Fenamin

Fenamin – ein Wirkstoff aus der Gruppe der Zentralnervensystem-Stimulanzien.

Pharmakologische Wirkung

Fenamin ist ein starkes synthetisches Psychostimulans, das eine stimulierende Wirkung auf das Zentralnervensystem entfaltet und der Adrenalinwirkung entspricht. Fenamin in Tabletten ist das starke synthetische Psychofördermittel, das den Effekt der Stimulation des Zentralnervensystemes wiedergibt der Absonderung des Adrenalins ähnlich.

Nach dem Eintritt in den Organismus bewirkt Fenamin ein Gefühl von Kraftzuwachs, nimmt die Ermüdung auf und erhöht die Arbeitsfähigkeit; zudem verringert es den Schlafbedarf.
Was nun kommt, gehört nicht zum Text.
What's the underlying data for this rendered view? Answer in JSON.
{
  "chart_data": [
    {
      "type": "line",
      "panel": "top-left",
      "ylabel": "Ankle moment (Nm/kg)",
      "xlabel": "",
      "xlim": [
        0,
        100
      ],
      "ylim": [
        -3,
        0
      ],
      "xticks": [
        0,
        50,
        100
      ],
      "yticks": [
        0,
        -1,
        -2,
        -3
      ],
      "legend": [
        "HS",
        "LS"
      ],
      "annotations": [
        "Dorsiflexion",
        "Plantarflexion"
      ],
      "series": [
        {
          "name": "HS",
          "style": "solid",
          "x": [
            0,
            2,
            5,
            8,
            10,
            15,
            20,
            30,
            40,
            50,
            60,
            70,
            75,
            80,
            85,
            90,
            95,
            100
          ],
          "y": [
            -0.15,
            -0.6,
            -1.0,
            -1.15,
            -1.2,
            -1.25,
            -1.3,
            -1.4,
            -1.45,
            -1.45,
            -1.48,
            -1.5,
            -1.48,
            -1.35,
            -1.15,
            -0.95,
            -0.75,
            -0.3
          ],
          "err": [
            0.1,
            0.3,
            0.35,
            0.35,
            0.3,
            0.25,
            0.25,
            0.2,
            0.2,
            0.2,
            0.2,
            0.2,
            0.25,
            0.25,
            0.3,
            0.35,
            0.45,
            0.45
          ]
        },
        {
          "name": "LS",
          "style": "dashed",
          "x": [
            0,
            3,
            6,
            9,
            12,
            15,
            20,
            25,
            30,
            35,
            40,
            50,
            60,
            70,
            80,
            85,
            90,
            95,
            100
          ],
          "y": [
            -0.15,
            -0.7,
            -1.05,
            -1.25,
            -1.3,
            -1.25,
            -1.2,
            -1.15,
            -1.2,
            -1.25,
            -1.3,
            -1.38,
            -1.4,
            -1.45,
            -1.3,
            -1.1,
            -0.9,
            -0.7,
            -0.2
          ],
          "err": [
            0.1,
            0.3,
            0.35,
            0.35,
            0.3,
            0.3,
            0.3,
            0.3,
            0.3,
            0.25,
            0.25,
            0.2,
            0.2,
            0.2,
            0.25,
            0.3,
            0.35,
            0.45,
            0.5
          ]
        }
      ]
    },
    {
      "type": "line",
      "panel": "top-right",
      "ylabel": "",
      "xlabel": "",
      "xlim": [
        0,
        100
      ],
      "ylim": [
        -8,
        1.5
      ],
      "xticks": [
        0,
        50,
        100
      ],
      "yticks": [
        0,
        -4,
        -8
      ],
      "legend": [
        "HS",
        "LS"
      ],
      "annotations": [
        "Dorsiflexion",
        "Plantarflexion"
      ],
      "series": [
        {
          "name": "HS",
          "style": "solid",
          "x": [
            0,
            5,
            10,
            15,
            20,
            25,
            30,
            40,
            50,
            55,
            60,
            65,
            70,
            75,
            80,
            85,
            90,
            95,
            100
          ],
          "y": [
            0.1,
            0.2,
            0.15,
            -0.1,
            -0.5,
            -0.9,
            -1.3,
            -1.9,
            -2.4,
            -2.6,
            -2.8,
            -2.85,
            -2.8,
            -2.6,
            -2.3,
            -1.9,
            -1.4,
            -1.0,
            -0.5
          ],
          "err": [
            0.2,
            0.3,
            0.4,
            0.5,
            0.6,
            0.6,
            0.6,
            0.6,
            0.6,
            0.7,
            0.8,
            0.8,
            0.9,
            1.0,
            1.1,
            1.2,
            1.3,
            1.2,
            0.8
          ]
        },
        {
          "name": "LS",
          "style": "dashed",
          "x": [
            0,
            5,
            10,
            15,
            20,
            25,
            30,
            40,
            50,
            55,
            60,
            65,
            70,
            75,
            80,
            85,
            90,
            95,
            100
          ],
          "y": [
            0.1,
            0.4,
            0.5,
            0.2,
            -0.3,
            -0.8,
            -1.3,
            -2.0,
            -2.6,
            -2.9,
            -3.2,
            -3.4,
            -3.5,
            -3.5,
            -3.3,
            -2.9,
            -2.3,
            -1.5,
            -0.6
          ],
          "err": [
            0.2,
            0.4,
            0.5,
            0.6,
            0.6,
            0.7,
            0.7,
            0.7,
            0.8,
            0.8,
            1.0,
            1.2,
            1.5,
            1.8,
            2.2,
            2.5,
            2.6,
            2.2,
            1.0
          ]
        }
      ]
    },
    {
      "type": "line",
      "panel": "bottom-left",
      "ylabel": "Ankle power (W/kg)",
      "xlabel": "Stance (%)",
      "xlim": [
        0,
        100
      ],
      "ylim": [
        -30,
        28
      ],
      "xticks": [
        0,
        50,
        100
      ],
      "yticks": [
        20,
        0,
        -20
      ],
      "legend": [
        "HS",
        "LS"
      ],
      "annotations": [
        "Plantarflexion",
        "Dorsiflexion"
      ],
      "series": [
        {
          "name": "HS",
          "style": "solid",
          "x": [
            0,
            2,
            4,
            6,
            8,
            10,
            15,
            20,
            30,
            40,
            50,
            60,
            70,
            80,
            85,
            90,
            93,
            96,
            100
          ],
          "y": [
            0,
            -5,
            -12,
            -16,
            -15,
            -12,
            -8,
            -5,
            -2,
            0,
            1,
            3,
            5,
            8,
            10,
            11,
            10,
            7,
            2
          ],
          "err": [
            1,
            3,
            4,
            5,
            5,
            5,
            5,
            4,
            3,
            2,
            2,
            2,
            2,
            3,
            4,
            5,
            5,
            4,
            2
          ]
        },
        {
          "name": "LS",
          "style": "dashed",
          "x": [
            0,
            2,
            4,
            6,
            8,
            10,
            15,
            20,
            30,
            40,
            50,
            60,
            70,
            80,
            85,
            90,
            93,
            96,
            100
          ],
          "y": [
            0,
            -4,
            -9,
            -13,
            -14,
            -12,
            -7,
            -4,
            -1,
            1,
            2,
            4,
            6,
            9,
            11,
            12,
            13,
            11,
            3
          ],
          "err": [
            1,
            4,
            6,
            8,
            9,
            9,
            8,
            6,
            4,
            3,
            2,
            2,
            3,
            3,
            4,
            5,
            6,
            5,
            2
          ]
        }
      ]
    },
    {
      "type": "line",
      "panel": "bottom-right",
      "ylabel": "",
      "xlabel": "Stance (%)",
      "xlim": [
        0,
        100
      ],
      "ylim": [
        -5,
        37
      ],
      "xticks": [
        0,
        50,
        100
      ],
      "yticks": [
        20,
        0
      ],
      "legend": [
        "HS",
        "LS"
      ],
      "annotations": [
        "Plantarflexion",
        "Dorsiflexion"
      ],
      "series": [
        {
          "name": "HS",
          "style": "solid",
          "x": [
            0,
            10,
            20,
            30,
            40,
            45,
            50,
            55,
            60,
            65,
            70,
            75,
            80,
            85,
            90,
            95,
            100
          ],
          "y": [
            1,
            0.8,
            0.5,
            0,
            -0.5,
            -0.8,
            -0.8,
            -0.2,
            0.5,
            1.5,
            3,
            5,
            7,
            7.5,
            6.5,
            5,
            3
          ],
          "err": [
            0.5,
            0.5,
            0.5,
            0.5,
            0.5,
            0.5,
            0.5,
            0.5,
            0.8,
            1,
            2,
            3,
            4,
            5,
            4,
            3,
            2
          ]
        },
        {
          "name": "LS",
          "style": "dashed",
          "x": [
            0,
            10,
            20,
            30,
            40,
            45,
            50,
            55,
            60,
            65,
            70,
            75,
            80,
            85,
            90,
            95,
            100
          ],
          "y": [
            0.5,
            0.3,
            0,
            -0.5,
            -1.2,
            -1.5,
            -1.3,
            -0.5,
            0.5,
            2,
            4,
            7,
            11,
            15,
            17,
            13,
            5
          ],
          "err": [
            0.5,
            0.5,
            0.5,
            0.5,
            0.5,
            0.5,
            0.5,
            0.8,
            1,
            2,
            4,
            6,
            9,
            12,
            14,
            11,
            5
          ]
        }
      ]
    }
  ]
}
Bei einem durch narkotische oder sedierende Substanzen verursachten Schlaf wirkt es weckend.

Laut Rezensionen beträgt die Wirkdauer des Präparats 2 bis 8 Stunden.

Darreichungsform: Tabletten.

Fenamin wird als Tablette verabreicht und in Apotheken unter den gleichen Verschreibungsbeschränkungen entlassen wie narkotische Arzneimittel.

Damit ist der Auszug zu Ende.